Pencuri dengan tingkat kecerdasan sederhana ini, melakukan aksi pencuriannya di Jalan Slamet Riyadi, Loktuan, Bontang Utara.

Berangkat dari laporan korban, tim Reskrim Polres Bontang melakukan pencarian terhadap FMS melalui saluran darat dan udara.

Saat berselancar di dunia maya, polisi mendapatkan ciri kendaraan korban bernopol KT 6983 AB.

Tak menunggu lama, polisi pun mengatur skema penjebakan untuk tersangka.

Memberikan informasi keberadaan, sekira pukul 02.00 Wita dini hari, polisi bertandang ke mess atau tempat tinggal pelaku di Marangkayu.

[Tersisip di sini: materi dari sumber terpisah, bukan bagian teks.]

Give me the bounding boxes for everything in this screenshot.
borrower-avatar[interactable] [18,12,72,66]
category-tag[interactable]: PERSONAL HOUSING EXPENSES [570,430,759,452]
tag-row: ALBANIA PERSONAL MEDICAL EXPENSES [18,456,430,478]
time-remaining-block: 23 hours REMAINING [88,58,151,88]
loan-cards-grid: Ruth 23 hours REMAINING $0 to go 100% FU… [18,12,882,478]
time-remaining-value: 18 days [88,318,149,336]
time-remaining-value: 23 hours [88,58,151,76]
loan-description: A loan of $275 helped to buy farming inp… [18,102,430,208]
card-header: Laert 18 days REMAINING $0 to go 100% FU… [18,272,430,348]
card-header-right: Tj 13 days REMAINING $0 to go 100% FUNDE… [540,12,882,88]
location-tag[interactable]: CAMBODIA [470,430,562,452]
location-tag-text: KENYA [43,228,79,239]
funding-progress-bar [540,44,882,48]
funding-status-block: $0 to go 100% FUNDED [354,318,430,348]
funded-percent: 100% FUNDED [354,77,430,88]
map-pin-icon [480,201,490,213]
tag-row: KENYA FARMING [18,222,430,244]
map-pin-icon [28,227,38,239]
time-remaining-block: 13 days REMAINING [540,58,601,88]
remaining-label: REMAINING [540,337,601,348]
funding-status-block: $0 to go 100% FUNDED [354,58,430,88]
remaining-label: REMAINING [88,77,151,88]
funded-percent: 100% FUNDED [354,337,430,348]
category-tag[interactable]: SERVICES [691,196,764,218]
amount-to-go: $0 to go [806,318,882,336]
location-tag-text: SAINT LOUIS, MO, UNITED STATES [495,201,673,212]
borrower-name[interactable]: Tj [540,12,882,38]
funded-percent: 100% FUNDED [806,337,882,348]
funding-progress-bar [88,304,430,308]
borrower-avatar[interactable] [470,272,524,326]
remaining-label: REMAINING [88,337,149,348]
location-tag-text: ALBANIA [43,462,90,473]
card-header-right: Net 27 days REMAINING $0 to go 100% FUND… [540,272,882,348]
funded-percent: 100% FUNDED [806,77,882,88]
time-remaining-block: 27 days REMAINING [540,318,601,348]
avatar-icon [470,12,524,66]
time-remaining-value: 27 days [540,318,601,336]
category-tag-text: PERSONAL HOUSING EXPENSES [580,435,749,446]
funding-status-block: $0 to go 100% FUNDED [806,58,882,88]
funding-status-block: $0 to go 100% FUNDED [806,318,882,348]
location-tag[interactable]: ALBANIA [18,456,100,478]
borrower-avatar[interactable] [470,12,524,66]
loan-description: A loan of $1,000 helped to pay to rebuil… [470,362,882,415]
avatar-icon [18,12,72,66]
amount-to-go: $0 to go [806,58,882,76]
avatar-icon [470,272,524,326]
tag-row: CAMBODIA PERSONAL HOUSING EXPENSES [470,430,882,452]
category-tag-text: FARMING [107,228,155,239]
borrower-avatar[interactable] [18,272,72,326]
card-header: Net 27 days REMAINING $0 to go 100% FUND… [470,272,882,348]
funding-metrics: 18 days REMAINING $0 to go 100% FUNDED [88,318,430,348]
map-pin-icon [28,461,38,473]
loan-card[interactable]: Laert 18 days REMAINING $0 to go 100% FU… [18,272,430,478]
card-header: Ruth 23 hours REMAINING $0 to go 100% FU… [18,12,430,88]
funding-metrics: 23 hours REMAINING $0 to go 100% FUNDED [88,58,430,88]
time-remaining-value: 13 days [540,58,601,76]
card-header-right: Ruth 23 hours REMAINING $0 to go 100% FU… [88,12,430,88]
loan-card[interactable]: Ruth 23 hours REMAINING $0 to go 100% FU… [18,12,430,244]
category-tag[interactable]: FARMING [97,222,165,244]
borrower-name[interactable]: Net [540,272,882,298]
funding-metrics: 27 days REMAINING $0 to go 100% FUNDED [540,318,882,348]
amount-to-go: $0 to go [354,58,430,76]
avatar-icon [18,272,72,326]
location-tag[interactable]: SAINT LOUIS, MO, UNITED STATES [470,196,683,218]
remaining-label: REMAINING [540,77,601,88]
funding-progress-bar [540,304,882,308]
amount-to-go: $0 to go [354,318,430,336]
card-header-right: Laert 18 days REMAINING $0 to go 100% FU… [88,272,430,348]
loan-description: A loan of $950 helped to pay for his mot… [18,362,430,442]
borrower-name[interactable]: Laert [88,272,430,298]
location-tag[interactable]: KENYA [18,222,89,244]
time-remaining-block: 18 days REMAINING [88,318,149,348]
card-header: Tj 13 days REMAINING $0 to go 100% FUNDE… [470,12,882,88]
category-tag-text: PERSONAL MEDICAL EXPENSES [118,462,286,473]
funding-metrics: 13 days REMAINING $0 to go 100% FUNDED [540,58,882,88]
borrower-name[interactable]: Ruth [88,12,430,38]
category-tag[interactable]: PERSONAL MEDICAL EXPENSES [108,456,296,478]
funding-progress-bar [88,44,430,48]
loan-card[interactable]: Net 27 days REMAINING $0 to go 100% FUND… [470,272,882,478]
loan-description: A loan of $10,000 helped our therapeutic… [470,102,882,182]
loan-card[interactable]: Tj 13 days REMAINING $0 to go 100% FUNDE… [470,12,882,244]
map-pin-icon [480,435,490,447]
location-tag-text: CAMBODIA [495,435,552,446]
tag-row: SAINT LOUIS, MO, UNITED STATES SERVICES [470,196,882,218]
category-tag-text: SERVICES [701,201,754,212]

“Jejak digital di media sosial menjadi petunjuk awal yang sangat penting,” kata Kasat Reskrim AKP Randy Anugerah.

Tersanga yang diamankan di Mapolres Bontang. (tribratapoldakaltim)
Tersanga yang diamankan di Mapolres Bontang. (tribratapoldakaltim)

Dari peristiwa itu, polisi mengamankan satu unit sepeda motor yang akan dijadikan barang bukti dalam proses persidangan.

Atas perbuatannya, FMS harus merelakan diri untuk berlebaran di hotel prodeo.

FMS dijerat dengan Pasal 477 Undang-Undang Nomor 1 Tahun 2023 tentang Kitab Undang-Undang Hukum Pidana (KUHP) dengan ancaman pidana penjara maksimal 7 tahun.